Он задумал взять ствол 107-мм полевой пушки «Колокольчик» и наложить ее на новый лафет. Для начала. Но лафет сделать с небольшим запасом прочности, чтобы можно было сделать ствол длинной не 36, а 41–42 калибра. Несколько увеличенной прочности и с чуть большей зарядной каморой, чтобы разгонять 16,5-килограммовые снаряды до 730–750 м/с, против 650–670 м/с. То есть, на деле получить помесь 107-мм пушки М-60 и 122-мм гаубицы Д-30.
Зачем?
Чтоб было.
А если серьезно, то выпуск относительно дешевых колесных тягачей, открывал очень большие возможности для развития буксируемой артиллерии. В том числе и такой в какой-то мере универсальной, крайне полезной для народной милиции, которая в военных операциях будет преимущественно работать от обороны. То есть, обеспечивать устойчивость.
Да и эффективное противотанковое средство, которое, в случае чего сможет «лопать» практически все, что будет появляться на поле боя — тоже требовалось. На перспективу. Гонка АБТ вооружение времен Второй мировой войны наглядно показывала, как буквально за 2–3 года могли кардинально измениться очень многие виды вооружения. Иной раз до неузнаваемости. И, вместо того, чтобы аврально «тушить пожары», было бы неплохо «подстелить соломку» заранее.

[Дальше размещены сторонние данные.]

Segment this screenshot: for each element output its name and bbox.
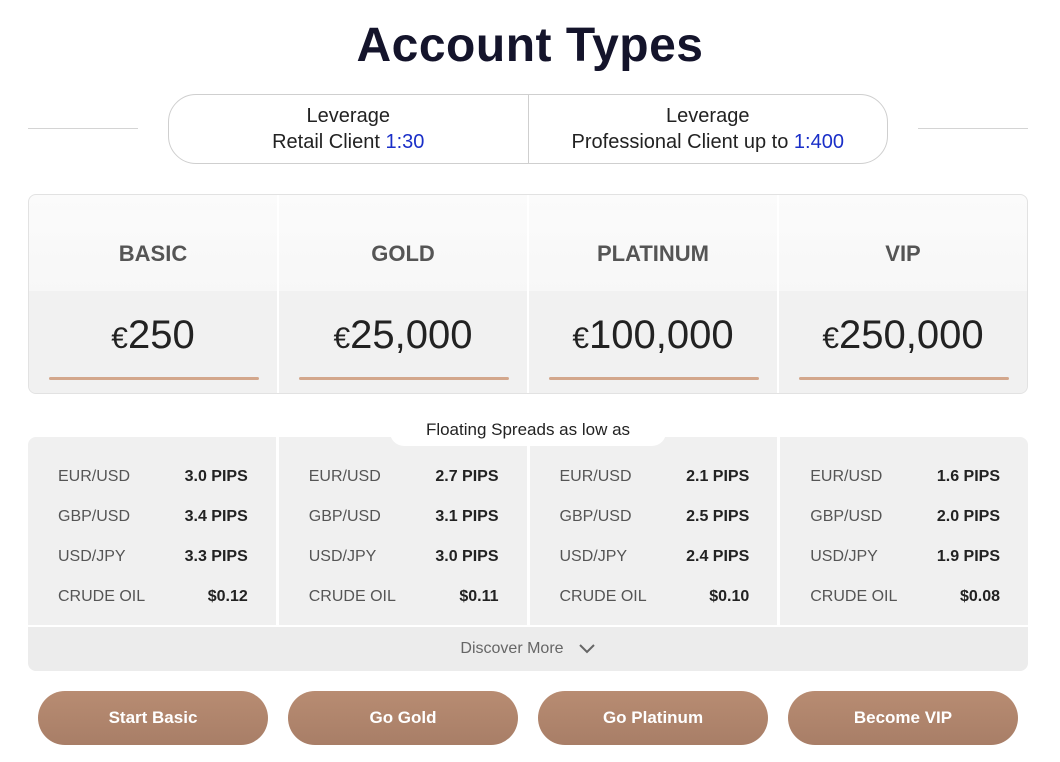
spread-row: GBP/USD 3.1 PIPS (309, 497, 499, 537)
instrument-name: EUR/USD (308, 468, 381, 485)
tier-name: PLATINUM (596, 241, 710, 266)
tier-amount: 25,000 (350, 313, 473, 357)
divider-right (918, 128, 1028, 129)
tier-platinum: PLATINUM €100,000 (527, 195, 777, 393)
spread-row: EUR/USD 2.1 PIPS (560, 457, 750, 497)
page-title: Account Types (356, 19, 704, 72)
tier-underline (299, 377, 509, 380)
spread-value: $0.12 (207, 588, 248, 605)
tier-name: BASIC (118, 241, 188, 266)
spreads-basic: EUR/USD 3.0 PIPS GBP/USD 3.4 PIPS USD/JPY 3… (28, 437, 276, 625)
spread-row: CRUDE OIL $0.10 (560, 577, 750, 617)
instrument-name: USD/JPY (58, 548, 126, 565)
spread-value: 2.7 PIPS (435, 468, 499, 485)
tier-underline (549, 377, 759, 380)
instrument-name: GBP/USD (58, 508, 131, 525)
leverage-professional: Leverage Professional Client up to 1:400 (527, 95, 888, 163)
instrument-name: USD/JPY (810, 548, 878, 565)
leverage-value: 1:30 (385, 131, 425, 153)
spread-value: 3.3 PIPS (184, 548, 248, 565)
go-platinum-button[interactable]: Go Platinum (538, 691, 768, 745)
spread-row: USD/JPY 2.4 PIPS (560, 537, 750, 577)
currency-symbol: € (822, 322, 840, 355)
tier-name: GOLD (371, 241, 435, 266)
tier-name: VIP (885, 241, 921, 266)
tier-vip: VIP €250,000 (777, 195, 1027, 393)
instrument-name: CRUDE OIL (559, 588, 647, 605)
start-basic-button[interactable]: Start Basic (38, 691, 268, 745)
leverage-heading: Leverage (306, 105, 390, 127)
discover-more-label: Discover More (460, 640, 564, 657)
spread-value: 1.6 PIPS (936, 468, 1000, 485)
spreads-label: Floating Spreads as low as (390, 414, 666, 446)
spread-value: 2.4 PIPS (686, 548, 750, 565)
currency-symbol: € (333, 322, 351, 355)
spread-value: 2.1 PIPS (686, 468, 750, 485)
currency-symbol: € (111, 322, 128, 355)
instrument-name: CRUDE OIL (810, 588, 898, 605)
tier-price: €100,000 (529, 313, 777, 358)
leverage-label: Retail Client (272, 131, 380, 153)
leverage-retail: Leverage Retail Client 1:30 (169, 95, 528, 163)
become-vip-button[interactable]: Become VIP (788, 691, 1018, 745)
tier-price: €250,000 (779, 313, 1027, 358)
go-gold-button[interactable]: Go Gold (288, 691, 518, 745)
spread-row: CRUDE OIL $0.08 (810, 577, 1000, 617)
chevron-down-icon (578, 644, 595, 654)
instrument-name: EUR/USD (559, 468, 632, 485)
instrument-name: GBP/USD (810, 508, 883, 525)
spread-row: EUR/USD 3.0 PIPS (58, 457, 248, 497)
spread-value: 2.5 PIPS (686, 508, 750, 525)
spread-row: GBP/USD 2.5 PIPS (560, 497, 750, 537)
spreads-gold: EUR/USD 2.7 PIPS GBP/USD 3.1 PIPS USD/JPY 3… (275, 437, 527, 625)
tier-price: €250 (29, 313, 277, 358)
spread-row: GBP/USD 2.0 PIPS (810, 497, 1000, 537)
spread-value: 3.0 PIPS (435, 548, 499, 565)
leverage-label: Professional Client up to (571, 131, 789, 153)
spread-value: $0.11 (459, 588, 499, 605)
tier-underline (799, 377, 1009, 380)
tier-basic: BASIC €250 (29, 195, 277, 393)
spread-row: USD/JPY 3.3 PIPS (58, 537, 248, 577)
discover-more-button[interactable]: Discover More (28, 627, 1028, 671)
account-tiers: BASIC €250 GOLD €25,000 PLATINUM €100,00… (28, 194, 1028, 394)
spread-value: 3.0 PIPS (184, 468, 248, 485)
instrument-name: CRUDE OIL (58, 588, 146, 605)
spread-row: EUR/USD 1.6 PIPS (810, 457, 1000, 497)
spread-value: $0.10 (709, 588, 750, 605)
spread-row: GBP/USD 3.4 PIPS (58, 497, 248, 537)
spreads-vip: EUR/USD 1.6 PIPS GBP/USD 2.0 PIPS USD/JPY 1… (777, 437, 1028, 625)
divider-left (28, 128, 138, 129)
spread-value: 2.0 PIPS (936, 508, 1000, 525)
spread-row: CRUDE OIL $0.12 (58, 577, 248, 617)
spread-row: CRUDE OIL $0.11 (309, 577, 499, 617)
instrument-name: EUR/USD (58, 468, 131, 485)
instrument-name: GBP/USD (559, 508, 632, 525)
spreads-platinum: EUR/USD 2.1 PIPS GBP/USD 2.5 PIPS USD/JPY 2… (526, 437, 778, 625)
tier-amount: 250,000 (839, 313, 984, 357)
currency-symbol: € (572, 322, 590, 355)
instrument-name: CRUDE OIL (308, 588, 396, 605)
tier-underline (49, 377, 259, 380)
instrument-name: GBP/USD (308, 508, 381, 525)
instrument-name: EUR/USD (810, 468, 883, 485)
spread-value: 3.4 PIPS (184, 508, 248, 525)
tier-amount: 250 (127, 313, 195, 357)
spread-value: 3.1 PIPS (435, 508, 499, 525)
tier-amount: 100,000 (589, 313, 734, 357)
leverage-heading: Leverage (666, 105, 750, 127)
leverage-value: 1:400 (793, 131, 844, 153)
spread-value: $0.08 (959, 588, 1000, 605)
spread-row: USD/JPY 3.0 PIPS (309, 537, 499, 577)
leverage-panel: Leverage Retail Client 1:30 Leverage Pro… (168, 94, 888, 164)
spread-value: 1.9 PIPS (936, 548, 1000, 565)
instrument-name: USD/JPY (559, 548, 628, 565)
spread-row: EUR/USD 2.7 PIPS (309, 457, 499, 497)
spreads-table: EUR/USD 3.0 PIPS GBP/USD 3.4 PIPS USD/JPY 3… (28, 437, 1028, 625)
instrument-name: USD/JPY (308, 548, 377, 565)
tier-gold: GOLD €25,000 (277, 195, 527, 393)
tier-price: €25,000 (279, 313, 527, 358)
spread-row: USD/JPY 1.9 PIPS (810, 537, 1000, 577)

И это, не говоря о том, что такое орудие было бы очень приличным просто как гаубица или пушка. С досягаемость даже больше чем у Д-30, хорошей скорострельностью и вполне действенным снарядом.
Почему не 122-мм калибр?
Потому что для буксируемой артиллерии он был как патент королевских мушкетеров, который, как известно, слишком значим для Атоса, но совершенно не имеет смысла для графа де ля Фер. То есть, уже не так удобен, как 4 дюйма[9], но еще не так действенен, как 6. Поэтому 122-мм калибр Фрунзе рассматривал только либо как формат легких полевых мортир, либо для самоходных систем.